Quantum Control and Sensing of Nuclear Spins by Electron Spins under Power Limitations

State of the art quantum sensing experiments targeting frequency measurements or frequency addressing of nuclear spins require one to drive the probe system at the targeted frequency. In addition, there is a substantial advantage to performing these experiments in the regime of high magnetic fields, in which the Larmor frequency of the measured spins is large. In this scenario we are confronted with a natural challenge of controlling a target system with a very high frequency when the probe system cannot be set to resonance with the target frequency. In this contribution we present a set of protocols that are capable of confronting this challenge, even at large frequency mismatches between the probe system and the target system, both for polarization and for quantum sensing.

Figure 1

The main problem. (a) Control and sensing of nuclear spins is achieved by satisfying the HH condition. The electron is driven with a RF ($\mathrm{\Omega }$) that is equal to the nuclear LF (${\omega }_l$). This results in dressed electron states that are on resonance with the LF, enabling the electron-nucleus spin interaction. (b) The electron is driven with a bounded RF, which is smaller than the LF ($\mathrm{\Omega }<{\omega }_l$) and thus no coupling can be achieved.
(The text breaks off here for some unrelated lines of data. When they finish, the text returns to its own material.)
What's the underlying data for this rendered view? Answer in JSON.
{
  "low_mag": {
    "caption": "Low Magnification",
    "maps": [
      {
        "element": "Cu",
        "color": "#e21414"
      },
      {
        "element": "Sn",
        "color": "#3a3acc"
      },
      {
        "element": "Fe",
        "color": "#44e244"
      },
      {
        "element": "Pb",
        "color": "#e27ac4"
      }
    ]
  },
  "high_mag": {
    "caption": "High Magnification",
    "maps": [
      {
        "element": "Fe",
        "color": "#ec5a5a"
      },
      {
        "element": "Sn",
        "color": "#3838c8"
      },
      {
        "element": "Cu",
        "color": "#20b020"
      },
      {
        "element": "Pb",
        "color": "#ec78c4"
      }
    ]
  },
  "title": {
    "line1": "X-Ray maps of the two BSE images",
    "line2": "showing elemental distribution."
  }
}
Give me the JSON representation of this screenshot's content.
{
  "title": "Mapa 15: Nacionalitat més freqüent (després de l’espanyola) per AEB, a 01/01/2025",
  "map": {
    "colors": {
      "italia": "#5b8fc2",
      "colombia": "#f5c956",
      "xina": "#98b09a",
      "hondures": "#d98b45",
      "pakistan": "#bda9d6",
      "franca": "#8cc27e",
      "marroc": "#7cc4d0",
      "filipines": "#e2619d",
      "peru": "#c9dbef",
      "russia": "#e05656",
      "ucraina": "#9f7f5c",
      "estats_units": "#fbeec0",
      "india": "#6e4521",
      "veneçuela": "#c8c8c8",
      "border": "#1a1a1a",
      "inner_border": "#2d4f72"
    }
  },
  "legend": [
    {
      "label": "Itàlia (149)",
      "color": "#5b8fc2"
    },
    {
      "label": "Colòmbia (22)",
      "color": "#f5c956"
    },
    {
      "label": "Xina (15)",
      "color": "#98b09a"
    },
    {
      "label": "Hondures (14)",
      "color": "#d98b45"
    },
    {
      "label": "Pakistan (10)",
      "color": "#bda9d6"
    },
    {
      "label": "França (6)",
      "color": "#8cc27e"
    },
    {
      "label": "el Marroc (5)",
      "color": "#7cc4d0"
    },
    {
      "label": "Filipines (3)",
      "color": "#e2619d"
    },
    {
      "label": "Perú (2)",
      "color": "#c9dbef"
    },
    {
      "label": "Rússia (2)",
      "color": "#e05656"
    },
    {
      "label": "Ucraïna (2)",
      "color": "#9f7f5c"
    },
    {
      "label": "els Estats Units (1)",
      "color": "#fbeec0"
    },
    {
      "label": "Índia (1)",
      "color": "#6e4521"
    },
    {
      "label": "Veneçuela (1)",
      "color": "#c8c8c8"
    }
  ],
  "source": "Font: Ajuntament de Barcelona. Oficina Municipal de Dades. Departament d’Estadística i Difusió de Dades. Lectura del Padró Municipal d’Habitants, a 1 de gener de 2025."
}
This is a typical problem in the high magnetic fields regime. (c) We propose a set of protocols where even though the electron spin is driven with a bounded RF, $|\mathrm{\Omega }(t)|<{\omega }_l$, an effective dressed electronic energy gap that is equal to the LF is obtained. The effective electron-nucleus coupling strength decreases for a larger frequency mismatch ${\omega }_l-\mathrm{\Omega }$. Dotted lines (solid lines) indicate energy gaps (driving fields).

Figure 2

Polarization as a function of ${\mathrm{\Omega }}_2/{\mathrm{\Omega }}_1$ in the strong and weak (inset) coupling regimes without BSS correction (blue) and with BSS correction (green). Strong coupling regime: without correction the polarization rate begins to sharply decrease at ${\mathrm{\Omega }}_2\approx {\mathrm{\Omega }}_1$. The correction enables us to maintain good polarization rates up to ${\mathrm{\Omega }}_2\approx 1.8{\mathrm{\Omega }}_1$. Weak coupling regime: The analysis takes noise into account. The polarization is effective up to ${\mathrm{\Omega }}_2\approx 1.4{\mathrm{\Omega }}_1$.

Figure 3

Coherence time ($T_2$) as a function of ${\mathrm{\Omega }}_2/{\mathrm{\Omega }}_1$. Without the BSS correction (blue), at the regime of an efficient polarization, $T_2$ is decreased as ${\mathrm{\Omega }}_2$ is increased. The optimal $T_2$ is sharply peaked at ${\mathrm{\Omega }}_2/{\mathrm{\Omega }}_1\approx 0.125$ with $T_2\approx 330\mu \mathrm{s}$ (not shown). With the BSS correction (green), a long $T_2$ time is maintained while increasing ${\mathrm{\Omega }}_2$. The optimal $T_2$ is peaked at ${\mathrm{\Omega }}_2/{\mathrm{\Omega }}_1\approx 0.4$ with $T_2\approx 1000\mu \mathrm{s}$. The coherence time is a crucial parameter in the efficiency of control and estimation.

Figure 4

Polarization as a function of the nuclear LF in units of tenth of the coupling strength (blue line). The central resonance corresponds to ${\omega }_l={\mathrm{\Omega }}_0$. The two sidebands correspond to ${\omega }_l={\mathrm{\Omega }}_0\pm {\mathrm{\Omega }}_2$. The $y$ axis corresponds to the occupation of the nucleus when the initial state is the $|{\uparrow }_z⟩$ state, i.e., $P_N=1$. The main deep is broader than the side deeps because the coupling at the sideband frequencies is reduced. In contrast, the yellow line represent the analysis of the quantum sensing Hamiltonian, which is much narrower and is not limited by the coupling strength. The numerical simulations were performed with ${\mathrm{\Omega }}_0=1.5\mathrm{MHz}$, ${\mathrm{\Omega }}_1=0.1\mathrm{MHz}$, ${\mathrm{\Omega }}_2=1\mathrm{MHz}$, and $g=0.05{\mathrm{\Omega }}_2$.